We emperically find that setting deterministic=False
can improve the performance of the policy.
Note
input_shape
is a string that indicates the shape of the input. It can be "BT*"
or "*"
. "BT*"
means the input is a batch of time sequences, and "*"
means the input is a single sample. Generally speaking, if you are in inference mode, you feed an observation once a time. So you should set input_shape="*"
.
device(self)
This is a property method that returns the device of the policy.
@property
def device(self) -> torch.device:
return next(self.parameters()).device
Hint
The minimal set you need to care about is forward
and initial_state
.
Your First Policy#
Load the necessary modules:
import torch
import torch.nn as nn
from minestudio.models.base_policy import MinePolicy
To customize a condition-free policy, you can follow this example:
class MyConditionFreePolicy(MinePolicy):
def __init__(self, hiddim, action_space=None) -> None:
super().__init__(hiddim, action_space)
# we use the original pi_head and value_head here.
self.net = nn.Sequential(
nn.Linear(128*128*3, hiddim),
nn.ReLU(),
nn.Linear(hiddim, hiddim),
nn.ReLU()
)
# we implement a simple mlp network here as the backbone.
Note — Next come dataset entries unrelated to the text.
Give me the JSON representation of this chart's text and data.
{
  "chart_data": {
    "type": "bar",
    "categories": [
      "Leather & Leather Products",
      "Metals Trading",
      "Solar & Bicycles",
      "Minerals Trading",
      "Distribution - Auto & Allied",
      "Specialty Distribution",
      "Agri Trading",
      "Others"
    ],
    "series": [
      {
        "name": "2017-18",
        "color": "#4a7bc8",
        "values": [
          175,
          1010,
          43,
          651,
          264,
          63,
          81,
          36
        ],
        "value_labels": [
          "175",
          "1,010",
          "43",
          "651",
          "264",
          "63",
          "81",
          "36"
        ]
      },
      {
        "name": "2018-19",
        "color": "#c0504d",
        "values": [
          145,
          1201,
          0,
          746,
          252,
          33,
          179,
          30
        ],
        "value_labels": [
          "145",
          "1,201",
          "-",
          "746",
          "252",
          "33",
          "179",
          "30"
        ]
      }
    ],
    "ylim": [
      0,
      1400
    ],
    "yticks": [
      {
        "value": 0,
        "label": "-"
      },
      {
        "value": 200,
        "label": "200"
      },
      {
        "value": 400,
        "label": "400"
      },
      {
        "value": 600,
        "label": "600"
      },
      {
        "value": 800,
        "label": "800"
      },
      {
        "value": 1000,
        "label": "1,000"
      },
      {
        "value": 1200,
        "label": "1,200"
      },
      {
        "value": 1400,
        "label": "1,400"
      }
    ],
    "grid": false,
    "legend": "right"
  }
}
def forward(self, input, state_in, **kwargs):
x = rearrange(input['image'] / 255., 'b t h w c -> b t (h w c)')
x = self.net(x)
result = {
'pi_logits': self.pi_head(x),
'vpred': self.value_head(x),
}
return result, state_in
def initial_state(self, batch_size=None):
# we implement a simple markov policy here, so the state is always None.
None
To customize a condition-based policy, you can follow this example:
class MyConditionBasedPolicy(MinePolicy):
def __init__(self, hiddim, action_space=None) -> None:
super().__init__(hiddim, action_space)
# we use the original pi_head and value_head here.
self.net = nn.Sequential(
nn.Linear(128*128*3, hiddim),
nn.ReLU(),
nn.Linear(hiddim, hiddim),
nn.ReLU()
)
self.condition_net = nn.Embedding(10, hiddim)
# we implement a simple mlp network here as the backbone.
def forward(self, input, state_in, **kwargs):
x = rearrange(input['image'] / 255., 'b t h w c -> b t (h w c)')
x = self.net(x) # b t c
y = self.condition_net(input['condition']) # b t -> b t c
z = x + y # simple addition fusion
result = {
'pi_logits': self.pi_head(z),
'vpred': self.value_head(z),
}
return result, state_in
def initial_state(self, batch_size=None):
# we implement a simple markov policy here, so the state is always None.
None
Warning
These examples are just for demonstration purposes and may perform poorly in practice.